After three months of fighting, however, the regime remains entrenched in the west, notably in Tripoli, while the rebels control swathes of the east from their bastion in Benghazi. Worried about getting bogged down in an endless stalemate, NATO allies, who were divided over going into Libya in the first place and face budgetary constraints, have no choice but to increase the pressure, the official said.
The alliance must “speed up the systematic destruction of Tripoli’s military machine with the goal of neutralising Kadhafi’s forces for good,” he said. NATO began to turn up the heat last month with almost daily strikes in and around Tripoli, including an evening air raid on April 30 that the regime says killed one of Kadhafi’s sons and three grandchildren.

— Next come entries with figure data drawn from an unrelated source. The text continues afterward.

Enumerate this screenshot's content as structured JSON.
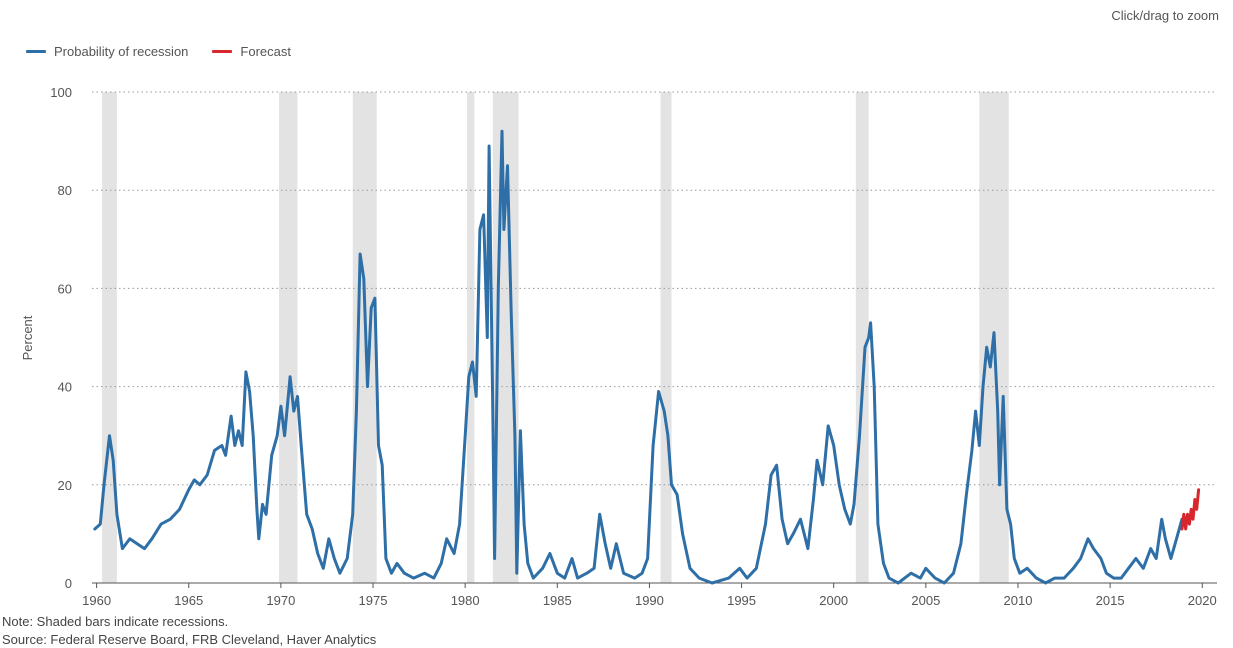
{
  "zoom_hint": "Click/drag to zoom",
  "legend": [
    {
      "label": "Probability of recession",
      "color": "#2f6fa7"
    },
    {
      "label": "Forecast",
      "color": "#d7262c"
    }
  ],
  "note": "Note: Shaded bars indicate recessions.",
  "source": "Source: Federal Reserve Board, FRB Cleveland, Haver Analytics",
  "chart_data": {
    "type": "line",
    "title": "",
    "ylabel": "Percent",
    "xlabel": "",
    "xlim": [
      1959.75,
      2020.8
    ],
    "ylim": [
      0,
      100
    ],
    "yticks": [
      0,
      20,
      40,
      60,
      80,
      100
    ],
    "xticks": [
      1960,
      1965,
      1970,
      1975,
      1980,
      1985,
      1990,
      1995,
      2000,
      2005,
      2010,
      2015,
      2020
    ],
    "grid": "horizontal dotted",
    "legend_position": "top-left",
    "recessions": [
      [
        1960.3,
        1961.1
      ],
      [
        1969.9,
        1970.9
      ],
      [
        1973.9,
        1975.2
      ],
      [
        1980.1,
        1980.5
      ],
      [
        1981.5,
        1982.9
      ],
      [
        1990.6,
        1991.2
      ],
      [
        2001.2,
        2001.9
      ],
      [
        2007.9,
        2009.5
      ]
    ],
    "series": [
      {
        "name": "Probability of recession",
        "color": "#2f6fa7",
        "points": [
          [
            1959.9,
            11
          ],
          [
            1960.2,
            12
          ],
          [
            1960.4,
            20
          ],
          [
            1960.7,
            30
          ],
          [
            1960.9,
            25
          ],
          [
            1961.1,
            14
          ],
          [
            1961.4,
            7
          ],
          [
            1961.8,
            9
          ],
          [
            1962.2,
            8
          ],
          [
            1962.6,
            7
          ],
          [
            1963.0,
            9
          ],
          [
            1963.5,
            12
          ],
          [
            1964.0,
            13
          ],
          [
            1964.5,
            15
          ],
          [
            1965.0,
            19
          ],
          [
            1965.3,
            21
          ],
          [
            1965.6,
            20
          ],
          [
            1966.0,
            22
          ],
          [
            1966.4,
            27
          ],
          [
            1966.8,
            28
          ],
          [
            1967.0,
            26
          ],
          [
            1967.3,
            34
          ],
          [
            1967.5,
            28
          ],
          [
            1967.7,
            31
          ],
          [
            1967.9,
            28
          ],
          [
            1968.1,
            43
          ],
          [
            1968.3,
            39
          ],
          [
            1968.5,
            30
          ],
          [
            1968.7,
            15
          ],
          [
            1968.8,
            9
          ],
          [
            1969.0,
            16
          ],
          [
            1969.2,
            14
          ],
          [
            1969.5,
            26
          ],
          [
            1969.8,
            30
          ],
          [
            1970.0,
            36
          ],
          [
            1970.2,
            30
          ],
          [
            1970.5,
            42
          ],
          [
            1970.7,
            35
          ],
          [
            1970.9,
            38
          ],
          [
            1971.1,
            28
          ],
          [
            1971.4,
            14
          ],
          [
            1971.7,
            11
          ],
          [
            1972.0,
            6
          ],
          [
            1972.3,
            3
          ],
          [
            1972.6,
            9
          ],
          [
            1972.9,
            5
          ],
          [
            1973.2,
            2
          ],
          [
            1973.6,
            5
          ],
          [
            1973.9,
            14
          ],
          [
            1974.1,
            35
          ],
          [
            1974.3,
            67
          ],
          [
            1974.5,
            62
          ],
          [
            1974.7,
            40
          ],
          [
            1974.9,
            56
          ],
          [
            1975.1,
            58
          ],
          [
            1975.3,
            28
          ],
          [
            1975.5,
            24
          ],
          [
            1975.7,
            5
          ],
          [
            1976.0,
            2
          ],
          [
            1976.3,
            4
          ],
          [
            1976.7,
            2
          ],
          [
            1977.2,
            1
          ],
          [
            1977.8,
            2
          ],
          [
            1978.3,
            1
          ],
          [
            1978.7,
            4
          ],
          [
            1979.0,
            9
          ],
          [
            1979.4,
            6
          ],
          [
            1979.7,
            12
          ],
          [
            1980.0,
            30
          ],
          [
            1980.2,
            42
          ],
          [
            1980.4,
            45
          ],
          [
            1980.6,
            38
          ],
          [
            1980.8,
            72
          ],
          [
            1981.0,
            75
          ],
          [
            1981.2,
            50
          ],
          [
            1981.3,
            89
          ],
          [
            1981.5,
            35
          ],
          [
            1981.6,
            5
          ],
          [
            1981.8,
            60
          ],
          [
            1982.0,
            92
          ],
          [
            1982.1,
            72
          ],
          [
            1982.3,
            85
          ],
          [
            1982.5,
            55
          ],
          [
            1982.7,
            30
          ],
          [
            1982.8,
            2
          ],
          [
            1983.0,
            31
          ],
          [
            1983.2,
            12
          ],
          [
            1983.4,
            4
          ],
          [
            1983.7,
            1
          ],
          [
            1984.2,
            3
          ],
          [
            1984.6,
            6
          ],
          [
            1985.0,
            2
          ],
          [
            1985.4,
            1
          ],
          [
            1985.8,
            5
          ],
          [
            1986.1,
            1
          ],
          [
            1986.6,
            2
          ],
          [
            1987.0,
            3
          ],
          [
            1987.3,
            14
          ],
          [
            1987.6,
            8
          ],
          [
            1987.9,
            3
          ],
          [
            1988.2,
            8
          ],
          [
            1988.6,
            2
          ],
          [
            1989.2,
            1
          ],
          [
            1989.6,
            2
          ],
          [
            1989.9,
            5
          ],
          [
            1990.2,
            28
          ],
          [
            1990.5,
            39
          ],
          [
            1990.8,
            35
          ],
          [
            1991.0,
            30
          ],
          [
            1991.2,
            20
          ],
          [
            1991.5,
            18
          ],
          [
            1991.8,
            10
          ],
          [
            1992.2,
            3
          ],
          [
            1992.7,
            1
          ],
          [
            1993.4,
            0
          ],
          [
            1994.3,
            1
          ],
          [
            1994.9,
            3
          ],
          [
            1995.3,
            1
          ],
          [
            1995.8,
            3
          ],
          [
            1996.3,
            12
          ],
          [
            1996.6,
            22
          ],
          [
            1996.9,
            24
          ],
          [
            1997.2,
            13
          ],
          [
            1997.5,
            8
          ],
          [
            1997.8,
            10
          ],
          [
            1998.2,
            13
          ],
          [
            1998.6,
            7
          ],
          [
            1998.9,
            17
          ],
          [
            1999.1,
            25
          ],
          [
            1999.4,
            20
          ],
          [
            1999.7,
            32
          ],
          [
            2000.0,
            28
          ],
          [
            2000.3,
            20
          ],
          [
            2000.6,
            15
          ],
          [
            2000.9,
            12
          ],
          [
            2001.1,
            16
          ],
          [
            2001.4,
            30
          ],
          [
            2001.7,
            48
          ],
          [
            2001.9,
            50
          ],
          [
            2002.0,
            53
          ],
          [
            2002.2,
            40
          ],
          [
            2002.4,
            12
          ],
          [
            2002.7,
            4
          ],
          [
            2003.0,
            1
          ],
          [
            2003.5,
            0
          ],
          [
            2004.2,
            2
          ],
          [
            2004.7,
            1
          ],
          [
            2005.0,
            3
          ],
          [
            2005.5,
            1
          ],
          [
            2006.0,
            0
          ],
          [
            2006.5,
            2
          ],
          [
            2006.9,
            8
          ],
          [
            2007.2,
            18
          ],
          [
            2007.5,
            27
          ],
          [
            2007.7,
            35
          ],
          [
            2007.9,
            28
          ],
          [
            2008.1,
            40
          ],
          [
            2008.3,
            48
          ],
          [
            2008.5,
            44
          ],
          [
            2008.7,
            51
          ],
          [
            2008.9,
            35
          ],
          [
            2009.0,
            20
          ],
          [
            2009.2,
            38
          ],
          [
            2009.4,
            15
          ],
          [
            2009.6,
            12
          ],
          [
            2009.8,
            5
          ],
          [
            2010.1,
            2
          ],
          [
            2010.5,
            3
          ],
          [
            2011.0,
            1
          ],
          [
            2011.5,
            0
          ],
          [
            2012.0,
            1
          ],
          [
            2012.5,
            1
          ],
          [
            2013.0,
            3
          ],
          [
            2013.4,
            5
          ],
          [
            2013.8,
            9
          ],
          [
            2014.1,
            7
          ],
          [
            2014.5,
            5
          ],
          [
            2014.8,
            2
          ],
          [
            2015.2,
            1
          ],
          [
            2015.6,
            1
          ],
          [
            2016.0,
            3
          ],
          [
            2016.4,
            5
          ],
          [
            2016.8,
            3
          ],
          [
            2017.2,
            7
          ],
          [
            2017.5,
            5
          ],
          [
            2017.8,
            13
          ],
          [
            2018.0,
            9
          ],
          [
            2018.3,
            5
          ],
          [
            2018.6,
            9
          ],
          [
            2018.9,
            13
          ]
        ]
      },
      {
        "name": "Forecast",
        "color": "#d7262c",
        "points": [
          [
            2018.9,
            11
          ],
          [
            2019.0,
            14
          ],
          [
            2019.1,
            11
          ],
          [
            2019.2,
            14
          ],
          [
            2019.3,
            12
          ],
          [
            2019.4,
            15
          ],
          [
            2019.5,
            13
          ],
          [
            2019.6,
            17
          ],
          [
            2019.7,
            15
          ],
          [
            2019.8,
            19
          ]
        ]
      }
    ]
  }
}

NATO has not confirmed the deaths. The regime accused NATO of striking a deserted military barracks in Tripoli early Tuesday, killing three civilians and wounding another 150.
But the alliance said its aircraft struck a vehicle storage facility adjacent to Kadhafi’s vast Bab al-Aziziyah compound. NATO has steadfastly denied that Gaddafi himself is in its crosshairs, insisting that it is only aiming at military targets such as command and control facilities that the regime uses to direct its forces. After using combat jets and some unmanned drones to bomb Kadhafi’s military machine, the alliance is about to get helicopters for the first time, giving the alliance high-precision weaponry but exposing it to new risks with the low-flying aircraft.
French Defence Minister Gerard Longuet announced late Monday that both Paris and London were deploying the helicopters. A NATO diplomat said France and Britain, the first nations along with the United States to launch air raids on March 19, are in a hurry to get out of Libya. “They reject the prospect of a lengthy engagement,” the diplomat said. An allied military officer said the two nations even sent dozens of special forces in Misrata to help NATO aircraft target Gaddafi forces, preventing the rebel-held western city from falling into regime hands.
The secret mission has never been made public, but it appears to have been effective. After a two-month siege, the rebels routed pro-Gaddafi who were surrounding the city on May 12. A key date looms at the end of June when NATO’s 28 member states decide whether to extend the mission, which is working under a 90-day military plan. The alliance already had to overcome divisions to go into Libya, with Germany and Turkey voicing opposition to a military intervention to stop Gaddafi from massacring protesters who rose up in mid-February.